July 31, 2013, was a big day for 35 U.S.C. § 101; the statute was used in two different cases as a basis for finding that patent claims failed to recite patent-eligible subject matter, and were thus invalid. The patent claims in Digitech Image Techs., LLC v. Fujifilm Corp., No. 8:12-cv-1679-ODW(MRW) (C.D. Cal. July 31, 2013), were directed to image device profiles describing “the color and spatial properties of a device.” The claims in Content Extraction & Transmission LLC v. Wells Fargo Bank, Nos. 12-2501, 12-6960 (MAS)(TJB) (D. N.J. July 31, 2013), were directed to digitizing hard copy documents, sending the digitized image to an application, and then receiving user input concerning portions of the hard copy document used in the application or for storage.
The Digitech court granted the defendants’ motion for summary judgment of invalidity concerning the claims of U.S. Patent No. 6,128,415. The court began with a discussion of Section 101 jurisprudence, including Bilski v. Kappos, 130 S. Ct. 3218 (2010), and CLS Bank Int’l v. Alice Corp., 717 F.3d 1269 (Fed. Cir. May 10, 2013). Then, after a brief review of the law of claim construction, the court found “no reason to construe the term ‘device profile’ to mean anything other than its plain and ordinary meaning.”
The court then turned to analyzing Digitech’s claims for patent-eligibility. Claims directed to a “device profile” were not patent-eligible because the profile was simply data, and not anything tangible. Thus, the claims failed the machine-or-transformation test. Further, a device profile was neither “a composition of matter,” nor a “process.”
In addition, method claims directed to generation of the “device profile” were not patent-eligible because they failed the machine-or-transformation” test (even if, the court acknowledged, that test was not the sole test for patentability). Moreover, the “device-profile method claims” were directed to an abstract idea. The claim had no structural limitations, and simply appending computer functionality did not impose meaningful limitations on the claim.
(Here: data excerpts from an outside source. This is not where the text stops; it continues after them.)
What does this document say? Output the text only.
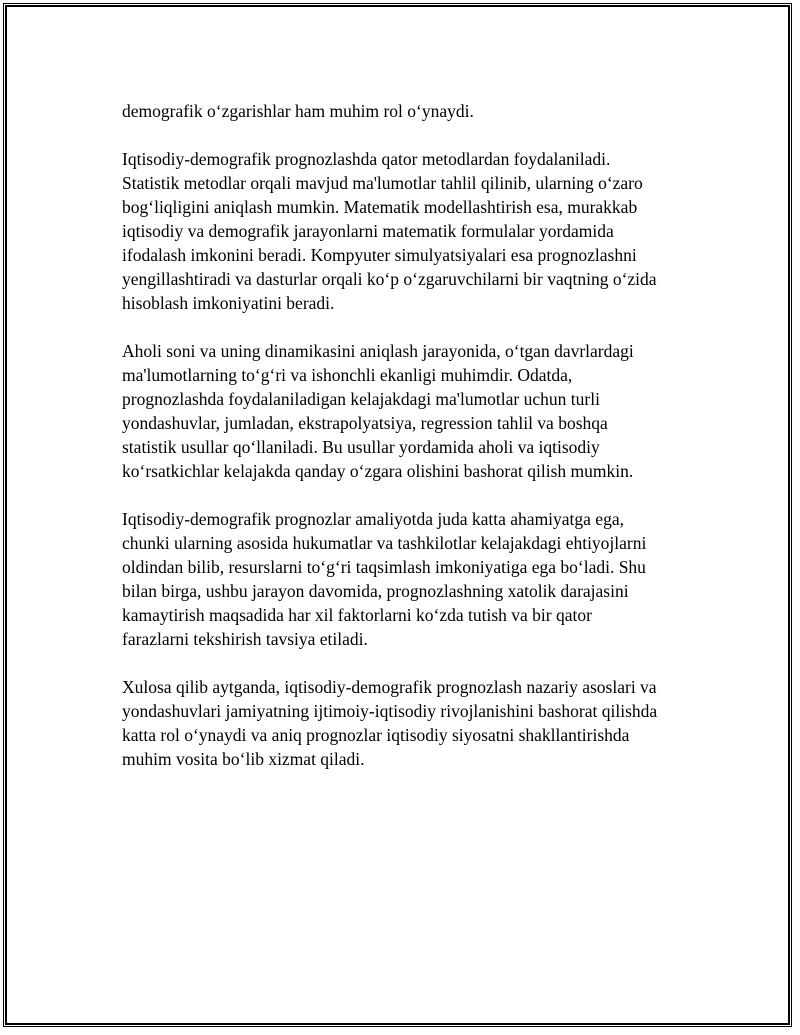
demografik o‘zgarishlar ham muhim rol o‘ynaydi.

Iqtisodiy-demografik prognozlashda qator metodlardan foydalaniladi.
Statistik metodlar orqali mavjud ma'lumotlar tahlil qilinib, ularning o‘zaro
bog‘liqligini aniqlash mumkin. Matematik modellashtirish esa, murakkab
iqtisodiy va demografik jarayonlarni matematik formulalar yordamida
ifodalash imkonini beradi. Kompyuter simulyatsiyalari esa prognozlashni
yengillashtiradi va dasturlar orqali ko‘p o‘zgaruvchilarni bir vaqtning o‘zida
hisoblash imkoniyatini beradi.

Aholi soni va uning dinamikasini aniqlash jarayonida, o‘tgan davrlardagi
ma'lumotlarning to‘g‘ri va ishonchli ekanligi muhimdir. Odatda,
prognozlashda foydalaniladigan kelajakdagi ma'lumotlar uchun turli
yondashuvlar, jumladan, ekstrapolyatsiya, regression tahlil va boshqa
statistik usullar qo‘llaniladi. Bu usullar yordamida aholi va iqtisodiy
ko‘rsatkichlar kelajakda qanday o‘zgara olishini bashorat qilish mumkin.

Iqtisodiy-demografik prognozlar amaliyotda juda katta ahamiyatga ega,
chunki ularning asosida hukumatlar va tashkilotlar kelajakdagi ehtiyojlarni
oldindan bilib, resurslarni to‘g‘ri taqsimlash imkoniyatiga ega bo‘ladi. Shu
bilan birga, ushbu jarayon davomida, prognozlashning xatolik darajasini
kamaytirish maqsadida har xil faktorlarni ko‘zda tutish va bir qator
farazlarni tekshirish tavsiya etiladi.

Xulosa qilib aytganda, iqtisodiy-demografik prognozlash nazariy asoslari va
yondashuvlari jamiyatning ijtimoiy-iqtisodiy rivojlanishini bashorat qilishda
katta rol o‘ynaydi va aniq prognozlar iqtisodiy siyosatni shakllantirishda
muhim vosita bo‘lib xizmat qiladi.
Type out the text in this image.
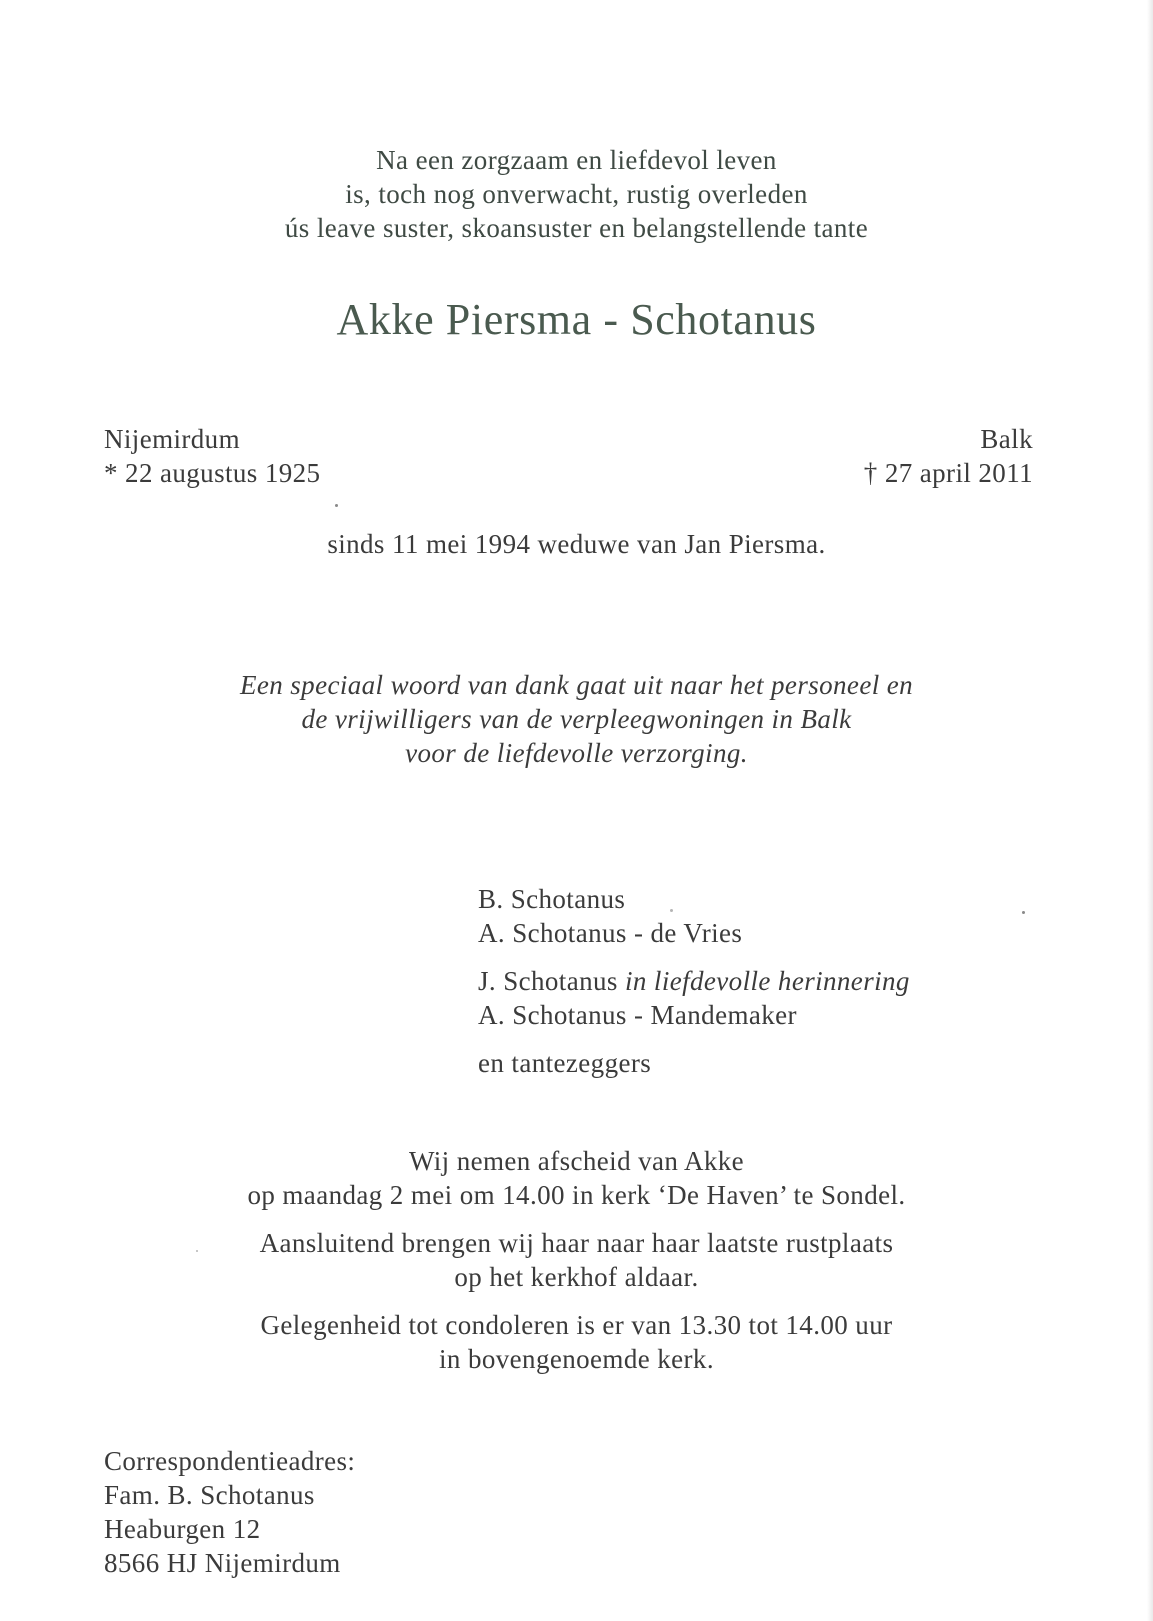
Na een zorgzaam en liefdevol leven
is, toch nog onverwacht, rustig overleden
ús leave suster, skoansuster en belangstellende tante
Akke Piersma - Schotanus
Nijemirdum
* 22 augustus 1925
Balk
† 27 april 2011
sinds 11 mei 1994 weduwe van Jan Piersma.
Een speciaal woord van dank gaat uit naar het personeel en
de vrijwilligers van de verpleegwoningen in Balk
voor de liefdevolle verzorging.
B. Schotanus
A. Schotanus - de Vries
J. Schotanus in liefdevolle herinnering
A. Schotanus - Mandemaker
en tantezeggers
Wij nemen afscheid van Akke
op maandag 2 mei om 14.00 in kerk ‘De Haven’ te Sondel.
Aansluitend brengen wij haar naar haar laatste rustplaats
op het kerkhof aldaar.
Gelegenheid tot condoleren is er van 13.30 tot 14.00 uur
in bovengenoemde kerk.
Correspondentieadres:
Fam. B. Schotanus
Heaburgen 12
8566 HJ Nijemirdum
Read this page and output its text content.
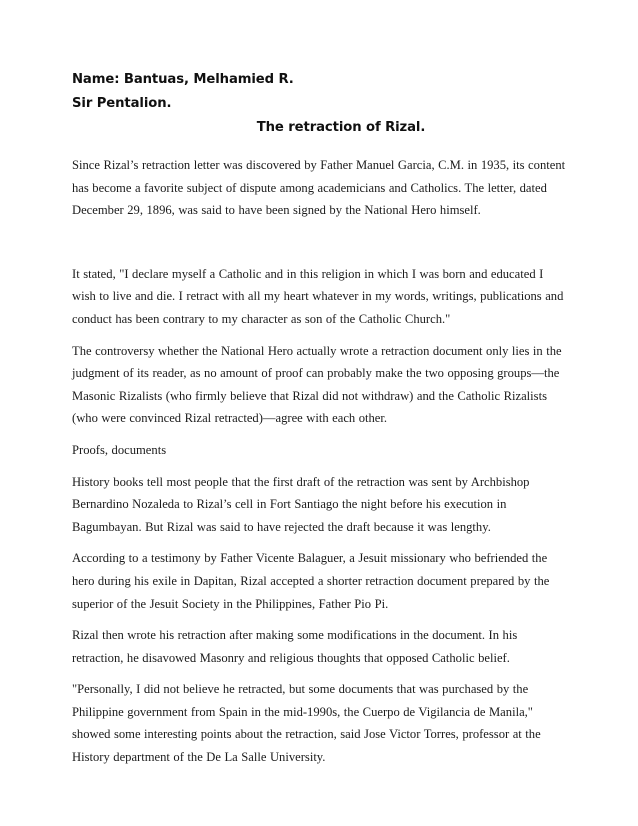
Name: Bantuas, Melhamied R.

Sir Pentalion.

The retraction of Rizal.

Since Rizal’s retraction letter was discovered by Father Manuel Garcia, C.M. in 1935, its content has become a favorite subject of dispute among academicians and Catholics. The letter, dated December 29, 1896, was said to have been signed by the National Hero himself.

It stated, "I declare myself a Catholic and in this religion in which I was born and educated I wish to live and die. I retract with all my heart whatever in my words, writings, publications and conduct has been contrary to my character as son of the Catholic Church."

The controversy whether the National Hero actually wrote a retraction document only lies in the judgment of its reader, as no amount of proof can probably make the two opposing groups—the Masonic Rizalists (who firmly believe that Rizal did not withdraw) and the Catholic Rizalists (who were convinced Rizal retracted)—agree with each other.

Proofs, documents

History books tell most people that the first draft of the retraction was sent by Archbishop Bernardino Nozaleda to Rizal’s cell in Fort Santiago the night before his execution in Bagumbayan. But Rizal was said to have rejected the draft because it was lengthy.

According to a testimony by Father Vicente Balaguer, a Jesuit missionary who befriended the hero during his exile in Dapitan, Rizal accepted a shorter retraction document prepared by the superior of the Jesuit Society in the Philippines, Father Pio Pi.

Rizal then wrote his retraction after making some modifications in the document. In his retraction, he disavowed Masonry and religious thoughts that opposed Catholic belief.

"Personally, I did not believe he retracted, but some documents that was purchased by the Philippine government from Spain in the mid-1990s, the Cuerpo de Vigilancia de Manila," showed some interesting points about the retraction, said Jose Victor Torres, professor at the History department of the De La Salle University.
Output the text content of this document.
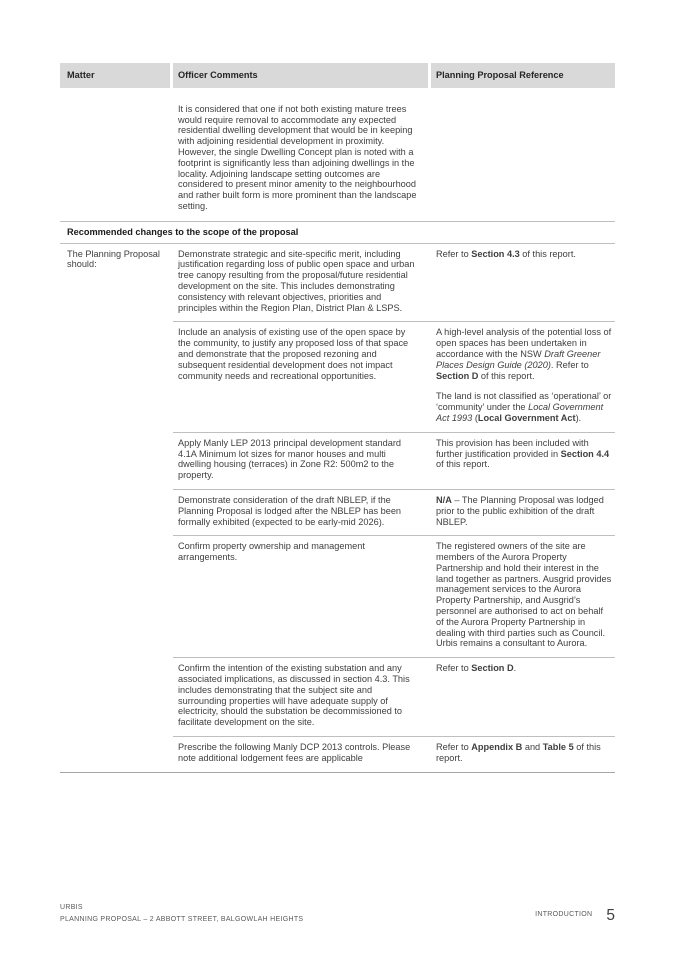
Matter	Officer Comments	Planning Proposal Reference
It is considered that one if not both existing mature trees would require removal to accommodate any expected residential dwelling development that would be in keeping with adjoining residential development in proximity. However, the single Dwelling Concept plan is noted with a footprint is significantly less than adjoining dwellings in the locality. Adjoining landscape setting outcomes are considered to present minor amenity to the neighbourhood and rather built form is more prominent than the landscape setting.
Recommended changes to the scope of the proposal
The Planning Proposal should:
Demonstrate strategic and site-specific merit, including justification regarding loss of public open space and urban tree canopy resulting from the proposal/future residential development on the site. This includes demonstrating consistency with relevant objectives, priorities and principles within the Region Plan, District Plan & LSPS.

Refer to Section 4.3 of this report.

Include an analysis of existing use of the open space by the community, to justify any proposed loss of that space and demonstrate that the proposed rezoning and subsequent residential development does not impact community needs and recreational opportunities.

A high-level analysis of the potential loss of open spaces has been undertaken in accordance with the NSW Draft Greener Places Design Guide (2020). Refer to Section D of this report.

The land is not classified as ‘operational’ or ‘community’ under the Local Government Act 1993 (Local Government Act).

Apply Manly LEP 2013 principal development standard 4.1A Minimum lot sizes for manor houses and multi dwelling housing (terraces) in Zone R2: 500m2 to the property.

This provision has been included with further justification provided in Section 4.4 of this report.

Demonstrate consideration of the draft NBLEP, if the Planning Proposal is lodged after the NBLEP has been formally exhibited (expected to be early-mid 2026).

N/A – The Planning Proposal was lodged prior to the public exhibition of the draft NBLEP.

Confirm property ownership and management arrangements.

The registered owners of the site are members of the Aurora Property Partnership and hold their interest in the land together as partners. Ausgrid provides management services to the Aurora Property Partnership, and Ausgrid’s personnel are authorised to act on behalf of the Aurora Property Partnership in dealing with third parties such as Council. Urbis remains a consultant to Aurora.

Confirm the intention of the existing substation and any associated implications, as discussed in section 4.3. This includes demonstrating that the subject site and surrounding properties will have adequate supply of electricity, should the substation be decommissioned to facilitate development on the site.

Refer to Section D.

Prescribe the following Manly DCP 2013 controls. Please note additional lodgement fees are applicable

Refer to Appendix B and Table 5 of this report.

URBIS
PLANNING PROPOSAL – 2 ABBOTT STREET, BALGOWLAH HEIGHTS
INTRODUCTION 5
The court rejected Digitech’s assertion “that the claimed invention is a digital-image processing system, either in part or in whole.”
The Content Extraction court granted the defendants’ Rule 12(b)(6) motion to dismiss based on the invalidity of U.S Patent Nos. 5,258,855, 5,369,508, 5,625,465, and 5,768,416.
After the usual initial discussion of Section 101 patent-eligibility case law, the court considered, and rejected, the plaintiff’s argument that claim construction was needed before evaluating the patent claims under Section 101. Here, the court was able to conclude that “the Patents-in-Suit encapsulate invalid abstract ideas, even when construed in the manner most favorable to Plaintiff.” Further, although each patent claim is presumed valid, claims that were “substantially similar and linked to the same abstract idea” could be disposed of in similar fashion.
The patent claims here failed the machine-or-transformation test because they did not require any special programming or algorithm to performed claim functions. The requirement of a digitizing unit or scanner in the claims did not add any meaningful limitation to the patents’ scope. The plaintiff argued that the claims passed the “transformation” prong of the test, by transforming an ink image to pixels, and by transforming “bit-mapped pixels into machine-readable variable (or field) values stored in targeted memory locations.” The court rejected this argument, because merely manipulating data did not achieve the requisite transformation.
In sum, the court in this case was “presented with an abstract idea regarding the extraction of information from hardcopy documents and the processing of information contained in those documents.” The disembodied steps of storing and sorting data were not patent-eligible. Because “[t]he Patents-in-Suit represent abstract concepts,” the “are not eligible for patent protection.”